Jangulashvili, 42 Jahre, leitet den Chor des Patriarchen der georgisch-orthodoxen Kirche. Er dirigiert auch die Georgischen Philharmoniker. Er liebt Beethoven und Gustav Mahler. Doch sakrale georgische Gesänge sind sein Steckenpferd: "Der mehrstimmige Gesang ist ein Symbol unserer nationalen Identität", sagt er.

Depression als Jugendlicher

"Als Kind hatte ich Klavierstunden. Das war damals modern, aber ich bin nicht gern hingegangen, die Lehrerin hat mir auf die Finger geschlagen. Als Jugendlicher habe ich dann sehr viel gelesen, und ich mochte alles, was mit Geschichte, Christentum und religiöser Kultur zu tun hatte. Mit 15 oder 16 begann ich, in die Kirche zu gehen. Dann hatte ich so eine Art Depression. Der Priester riet mir, Gesang zu lernen. Das habe ich getan."
Der Junge brachte es bis zum Chorleiter. Bald darauf wurde der Patriarch auf ihn aufmerksam. Die Kirche ist in Georgien sehr einflussreich, der Patriarch gilt vielen Menschen als Autorität.
"Ich studierte damals im ersten Semester am Konservatorium. Er sagte mir: Du musst einen Chor für die Dreifaltigkeitskathedrale gründen." Sie ist die Hauptkirche Georgiens und wurde damals gerade gebaut. "Ich habe gesagt, ich kann das nicht. Ich war erst 20. Aber der Patriarch meinte: Wenn du die Kirche liebst und die Musik, dann kannst du das. Jetzt sind wir vierzig Sänger."

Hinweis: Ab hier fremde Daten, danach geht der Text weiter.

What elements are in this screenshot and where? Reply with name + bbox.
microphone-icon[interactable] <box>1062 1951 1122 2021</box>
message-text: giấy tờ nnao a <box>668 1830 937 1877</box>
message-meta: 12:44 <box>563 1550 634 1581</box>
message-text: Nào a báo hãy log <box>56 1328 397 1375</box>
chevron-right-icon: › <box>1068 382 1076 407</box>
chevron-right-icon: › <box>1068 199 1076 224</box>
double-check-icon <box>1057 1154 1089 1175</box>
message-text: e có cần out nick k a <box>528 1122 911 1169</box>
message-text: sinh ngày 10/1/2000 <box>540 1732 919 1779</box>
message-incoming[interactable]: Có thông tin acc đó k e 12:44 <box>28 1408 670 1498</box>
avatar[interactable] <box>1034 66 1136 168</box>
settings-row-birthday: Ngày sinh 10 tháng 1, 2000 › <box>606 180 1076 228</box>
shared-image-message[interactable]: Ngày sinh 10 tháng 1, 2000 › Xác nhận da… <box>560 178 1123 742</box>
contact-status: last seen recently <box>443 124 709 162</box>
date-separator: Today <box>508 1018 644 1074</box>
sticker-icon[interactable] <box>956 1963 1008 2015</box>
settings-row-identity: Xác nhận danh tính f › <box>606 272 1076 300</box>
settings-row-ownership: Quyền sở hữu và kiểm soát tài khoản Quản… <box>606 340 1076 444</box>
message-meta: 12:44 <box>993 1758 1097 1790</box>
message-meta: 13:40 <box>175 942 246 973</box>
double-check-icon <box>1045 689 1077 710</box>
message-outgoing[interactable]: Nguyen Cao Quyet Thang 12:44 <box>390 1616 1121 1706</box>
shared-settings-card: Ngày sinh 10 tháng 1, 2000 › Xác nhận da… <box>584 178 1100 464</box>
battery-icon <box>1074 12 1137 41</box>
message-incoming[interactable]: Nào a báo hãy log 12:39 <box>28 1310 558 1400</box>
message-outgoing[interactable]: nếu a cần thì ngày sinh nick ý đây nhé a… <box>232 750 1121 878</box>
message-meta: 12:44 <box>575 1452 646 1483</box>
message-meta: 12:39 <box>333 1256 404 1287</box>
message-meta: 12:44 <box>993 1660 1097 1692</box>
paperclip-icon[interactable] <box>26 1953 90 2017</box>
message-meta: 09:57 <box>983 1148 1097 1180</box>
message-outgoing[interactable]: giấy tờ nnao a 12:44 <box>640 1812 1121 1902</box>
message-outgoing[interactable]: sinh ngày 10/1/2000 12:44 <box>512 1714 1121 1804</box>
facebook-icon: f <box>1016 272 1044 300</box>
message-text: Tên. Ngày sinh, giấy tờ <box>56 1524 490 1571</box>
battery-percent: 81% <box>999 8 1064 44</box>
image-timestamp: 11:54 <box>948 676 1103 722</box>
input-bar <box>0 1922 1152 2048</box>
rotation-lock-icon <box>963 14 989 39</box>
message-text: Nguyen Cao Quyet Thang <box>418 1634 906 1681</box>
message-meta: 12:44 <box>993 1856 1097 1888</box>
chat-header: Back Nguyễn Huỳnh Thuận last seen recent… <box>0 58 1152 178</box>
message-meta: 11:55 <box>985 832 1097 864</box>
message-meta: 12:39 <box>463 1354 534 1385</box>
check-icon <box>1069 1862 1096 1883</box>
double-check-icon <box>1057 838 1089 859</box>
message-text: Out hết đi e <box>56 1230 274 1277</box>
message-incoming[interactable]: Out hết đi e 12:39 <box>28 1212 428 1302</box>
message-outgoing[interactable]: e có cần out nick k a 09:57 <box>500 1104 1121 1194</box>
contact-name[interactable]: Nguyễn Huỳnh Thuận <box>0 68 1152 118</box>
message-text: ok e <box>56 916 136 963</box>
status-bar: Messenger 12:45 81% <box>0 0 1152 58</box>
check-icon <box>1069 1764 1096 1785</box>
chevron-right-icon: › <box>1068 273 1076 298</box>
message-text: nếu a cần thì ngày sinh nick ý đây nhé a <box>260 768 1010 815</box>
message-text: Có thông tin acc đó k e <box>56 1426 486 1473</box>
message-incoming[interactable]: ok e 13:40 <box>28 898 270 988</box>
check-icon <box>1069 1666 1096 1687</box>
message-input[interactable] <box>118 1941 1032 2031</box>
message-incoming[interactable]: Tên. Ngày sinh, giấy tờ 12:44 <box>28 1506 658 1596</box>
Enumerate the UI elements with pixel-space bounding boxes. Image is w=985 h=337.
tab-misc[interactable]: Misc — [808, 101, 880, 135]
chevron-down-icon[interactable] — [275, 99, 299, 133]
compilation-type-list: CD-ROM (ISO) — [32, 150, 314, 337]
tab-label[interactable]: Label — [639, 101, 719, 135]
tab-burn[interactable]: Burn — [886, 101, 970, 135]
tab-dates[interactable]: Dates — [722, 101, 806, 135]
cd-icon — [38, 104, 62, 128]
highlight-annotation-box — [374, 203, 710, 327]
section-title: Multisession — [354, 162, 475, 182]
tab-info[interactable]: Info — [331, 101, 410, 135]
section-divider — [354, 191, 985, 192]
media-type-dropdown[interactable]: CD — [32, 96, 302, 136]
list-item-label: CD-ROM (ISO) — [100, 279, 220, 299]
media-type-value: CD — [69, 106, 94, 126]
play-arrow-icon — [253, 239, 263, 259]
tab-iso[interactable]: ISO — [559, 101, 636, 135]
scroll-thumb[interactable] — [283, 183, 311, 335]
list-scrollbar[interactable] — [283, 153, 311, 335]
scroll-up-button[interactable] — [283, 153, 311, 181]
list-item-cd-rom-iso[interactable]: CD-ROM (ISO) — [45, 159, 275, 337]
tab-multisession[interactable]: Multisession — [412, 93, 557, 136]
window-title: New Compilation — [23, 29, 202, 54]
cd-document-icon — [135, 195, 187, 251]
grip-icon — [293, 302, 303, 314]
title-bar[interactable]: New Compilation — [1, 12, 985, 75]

Gesang als kultureller Unterschied

Der georgische Kirchengesang ist dreistimmig. Die Mehrstimmigkeit entstand vermutlich in der georgischen Volksmusik und hielt im frühen Mittelalter auch in die Kirchen Einzug.
"Georgien war ein kleines Land, ständig fielen irgendwelche Stämme ein, wie das eben im Mittelalter üblich war, und deshalb wollte man sich kulturell abheben. Der Kirchengesang war einer dieser Unterschiede."
Jangulashvilis Augen leuchten, während er von der bewegenden Geschichte dieser Gesänge erzählt. Über Jahrhunderte wurden sie nur mündlich überliefert. Und sie drohten, verloren zu gehen, als das damals zaristische Russland Georgien besetzte. Das war Anfang des 19. Jahrhunderts. Die neuen Machthaber verboten georgische Kirchengesänge, stattdessen musste auch in Georgien die russische Liturgie gesungen werden. Um ihr kulturelles Erbe für die Nachwelt zu erhalten, schrieben georgische Mönche die Gesänge nun auf.

Singen trotz der Pandemie

Während der Sowjetzeit wurden die meisten Kirchen dann ganz geschlossen. Jangulashvili hat das Ende dieser Zeit noch miterlebt. "Zu Sowjetzeiten waren höchstens zehn Kirchen in ganz Georgien geöffnet", sagt er. "Bestenfalls waren dort Museen untergebracht oder Konzerthallen. Viele Kirchen wurden zerstört."
Als Georgien seine Unabhängigkeit erlangte, zählte Jangulashvili zu den ersten, der die traditionellen georgischen Kirchengesänge wieder einstudierte.
Sein Chor tritt regelmäßig im Ausland auf. Bereits geplante Konzerte in Deutschland musste er coronabedingt absagen. Doch in Tiflis, in der Kathedrale, singen sie auch trotz der Pandemie. Ganz wohl sei ihm dabei nicht, sagt Jangulashvili, er habe Angst, andere anzustecken. Aber: "Ich tue meine Pflicht. Wenn man mir sagt, dass ich kommen muss, dann komme ich. Bisher behütet uns Gott."